You see, the restraining chair and the confining waistcoat have forever been the tools of trade of the madhouse keeper. I fear that you will classify me as such, oh yes, though you may shake your heads. But for all the modern injunctions, the alienists in London can scratch their heads, they can’t suggest otherwise, they don’t manage the lunatic week in and week out as the professional man must. And then, at the end of the day, or just as likely, the night, I have to return to my home down the hill in Market Street to my wife and my children, and the law says I must sit down and write an account of these transactions, which I have to harden my heart even to contemplate. Harden the heart, yes.

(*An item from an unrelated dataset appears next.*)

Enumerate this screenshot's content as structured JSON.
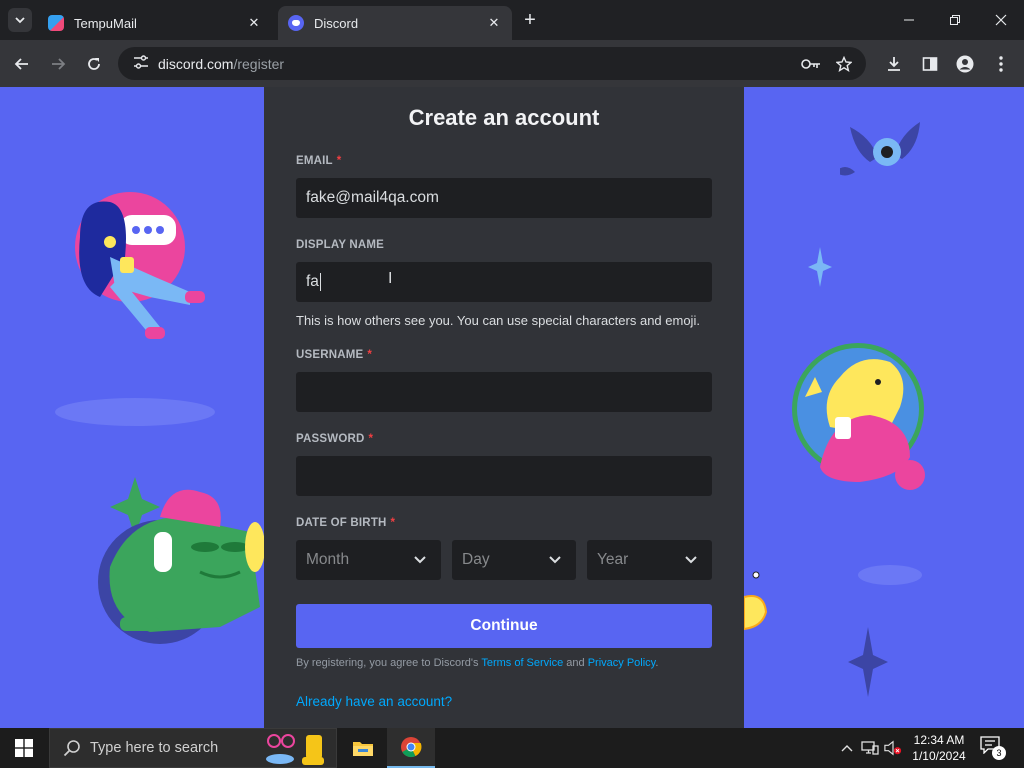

And the very next morning I must see my town patients on my round, or at my little surgery, and smile and ask after their sister or their husband, and have an opinion on Mr Williams’ preaching, or the price of soap. There goes that nice Dr Millard with his girls, lovely girls they are, such a credit – I’ve a son too of course - and I think of growing up in Manorbier, quite close to the sea – I expect you know it Your Worships – and the great step of apprenticeship away from home, and the excitement - my family are just country people - this town, my life, was a world away. My wife Elizabeth - we married in the Cathedral in Brecon you know – came back here to live with me, a man of repute in the town she understood, and I think rightly understood, so that my eldest daughter married a son of the town Sheriff, I don’t need to mention his name, and I worked at my practice. We flourished, flourished in our little way. Manorbier might be proud. I hoped it was. But Manorbier doesn’t pay the rent or the coalman or my daughters’ French lessons. It only has its expectations. Who’s to say it’s right?
I pleaded guilty you see. Your Worships must do what you must. We all must do what we must. But I’m a professional man, you know, professional, that’s the word. It must mean something, mustn’t it? Can I stand down now, Your Worships? May I stand down?